Expliquer la race et le racisme aux enfants peut sembler être un terrain miné pour les parents, mais ce n’est pas une obligation. Voici un petit guide par âge pour traiter le sujet avec les enfants.
Avez-vous déjà parlé du racisme à vos enfants ? Vous pensez qu’ils sont encore trop jeunes ou qu’une conversation spécifique n’est pas nécessaire ? Ils ne sont jamais trop jeunes et un dialogue permanent sur la race et le racisme est une très bonne idée. Les enfants ont besoin d’adultes pour les aider à développer le respect et l’acceptation des autres. Ne pas en parler envoie aux enfants le message qu’il s’agit d’un sujet tabou, quel que soit leur âge. Les enfants susceptibles d’être la cible de racisme auront peut-être besoin d’aide pour faire le bilan de leurs sentiments et savoir comment répondre à ce qu’ils vivent.
Mais comment commencez-vous la conversation ? Chaque groupe d’âge a des besoins différents. Poursuivez votre lecture pour trouver des moyens d’aborder le sujet avec votre enfant.
Définition du racisme pour les enfants
Le racisme, c’est quand quelqu’un juge une personne uniquement à cause de la couleur de sa peau, de son origine ou de sa culture, au lieu de la connaître vraiment. Cela revient à dire qu’une personne vaudrait moins qu’une autre pour une raison qu’elle n’a pas choisie.
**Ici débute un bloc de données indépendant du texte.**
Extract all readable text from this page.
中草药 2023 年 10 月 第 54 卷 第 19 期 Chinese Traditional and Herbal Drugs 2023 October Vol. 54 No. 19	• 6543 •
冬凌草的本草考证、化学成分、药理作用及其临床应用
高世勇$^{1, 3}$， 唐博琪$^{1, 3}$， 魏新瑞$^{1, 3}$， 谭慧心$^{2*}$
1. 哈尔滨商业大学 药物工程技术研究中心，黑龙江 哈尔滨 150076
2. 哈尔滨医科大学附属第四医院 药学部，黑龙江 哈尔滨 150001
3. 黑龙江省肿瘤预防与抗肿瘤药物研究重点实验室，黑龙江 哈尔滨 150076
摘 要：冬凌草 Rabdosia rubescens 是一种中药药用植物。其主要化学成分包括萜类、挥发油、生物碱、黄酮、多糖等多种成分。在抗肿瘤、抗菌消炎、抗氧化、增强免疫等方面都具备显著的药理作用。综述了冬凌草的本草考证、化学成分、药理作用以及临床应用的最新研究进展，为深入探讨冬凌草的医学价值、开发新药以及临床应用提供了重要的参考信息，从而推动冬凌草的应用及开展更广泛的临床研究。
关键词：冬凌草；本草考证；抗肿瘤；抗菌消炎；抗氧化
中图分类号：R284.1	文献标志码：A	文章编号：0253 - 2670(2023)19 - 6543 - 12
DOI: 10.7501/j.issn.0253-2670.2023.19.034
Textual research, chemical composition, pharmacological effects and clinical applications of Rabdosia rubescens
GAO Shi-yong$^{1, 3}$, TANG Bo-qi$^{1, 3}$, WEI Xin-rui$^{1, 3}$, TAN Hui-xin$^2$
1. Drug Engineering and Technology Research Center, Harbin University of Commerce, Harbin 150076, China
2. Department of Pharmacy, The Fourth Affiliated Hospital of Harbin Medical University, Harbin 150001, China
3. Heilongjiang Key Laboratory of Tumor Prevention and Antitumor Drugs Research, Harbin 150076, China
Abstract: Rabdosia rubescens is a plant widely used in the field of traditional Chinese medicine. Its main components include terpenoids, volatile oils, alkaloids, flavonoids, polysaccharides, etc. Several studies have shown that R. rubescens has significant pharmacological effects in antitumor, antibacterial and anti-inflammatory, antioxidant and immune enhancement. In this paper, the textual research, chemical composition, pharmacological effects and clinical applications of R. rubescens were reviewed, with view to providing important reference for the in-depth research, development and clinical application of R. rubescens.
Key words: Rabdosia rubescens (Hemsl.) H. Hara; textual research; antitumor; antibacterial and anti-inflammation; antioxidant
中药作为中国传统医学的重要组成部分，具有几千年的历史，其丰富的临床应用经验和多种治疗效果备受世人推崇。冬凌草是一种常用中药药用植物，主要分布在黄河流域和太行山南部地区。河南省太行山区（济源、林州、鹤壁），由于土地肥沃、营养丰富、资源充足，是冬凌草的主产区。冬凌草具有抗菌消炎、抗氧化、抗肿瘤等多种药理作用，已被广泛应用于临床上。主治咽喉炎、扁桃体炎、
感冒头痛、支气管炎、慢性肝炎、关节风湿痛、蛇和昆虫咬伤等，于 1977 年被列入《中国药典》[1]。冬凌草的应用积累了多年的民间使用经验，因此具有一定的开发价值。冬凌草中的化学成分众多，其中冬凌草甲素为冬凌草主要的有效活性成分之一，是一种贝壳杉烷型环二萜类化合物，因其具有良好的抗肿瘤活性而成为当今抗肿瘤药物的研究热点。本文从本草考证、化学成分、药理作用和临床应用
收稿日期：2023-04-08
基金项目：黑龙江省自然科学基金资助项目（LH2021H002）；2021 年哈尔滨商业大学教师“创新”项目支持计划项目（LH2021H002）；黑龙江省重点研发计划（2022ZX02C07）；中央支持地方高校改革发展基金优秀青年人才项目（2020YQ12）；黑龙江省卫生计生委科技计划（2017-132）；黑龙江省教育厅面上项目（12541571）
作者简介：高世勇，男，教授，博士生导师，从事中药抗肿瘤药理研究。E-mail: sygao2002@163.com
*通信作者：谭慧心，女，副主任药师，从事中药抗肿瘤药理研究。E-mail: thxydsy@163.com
Parfois, le racisme se voit dans des mots blessants, des moqueries ou des exclusions. D’autres fois, il est moins visible, comme quand on refuse de jouer avec quelqu’un ou qu’on fait des suppositions sans aucune raison. Dans tous les cas, cela fait du mal et ce n’est pas juste.
C’est quoi être raciste ?
Être raciste, c’est penser qu’une personne est moins bien qu’une autre à cause de la couleur de sa peau, de son origine ou de sa culture. C’est la juger sans la connaître, juste à partir de ce qu’on voit ou de ce qu’on croit savoir. Cela peut se traduire par des paroles blessantes, moqueries, exclusions. Par exemple, ne pas vouloir s’asseoir à côté de quelqu’un, refuser de jouer avec lui ou se moquer de sa façon de parler.
Parfois, on peut être raciste sans s’en rendre compte, en répétant des idées entendues ailleurs ou en faisant des suppositions. Mais même sans le vouloir, cela peut faire de la peine et créer des injustices.
Comprendre la notion de préjugé
Un préjugé est un jugement (opinion) préconçu, en général basé sur des informations limitées. Les préjugés sont causés par le racisme et le perpétuent. Ils peuvent être conscients ou inconscients : souvent, les gens ne savent pas qu’ils ont des idées préconçues. Tout le monde a des idées préconçues.
Les préjugés peuvent venir de ce qu’on entend autour de soi, à la maison, à l’école, ou dans les histoires et les images. Ils se forment parfois sans qu’on y pense, et ils peuvent être faux ou très incomplets.
Avoir un préjugé, c’est un peu comme juger un livre sans l’ouvrir. On décide à l’avance, sans vérifier, et on passe à côté de la vraie personne. Cela peut empêcher de faire de nouvelles rencontres.
Apprendre à connaître les gens, poser des questions et garder l’esprit ouvert permet de dépasser les préjugés. Cela aide à voir chacun pour ce qu’il est vraiment, avec ses qualités, ses goûts et son histoire.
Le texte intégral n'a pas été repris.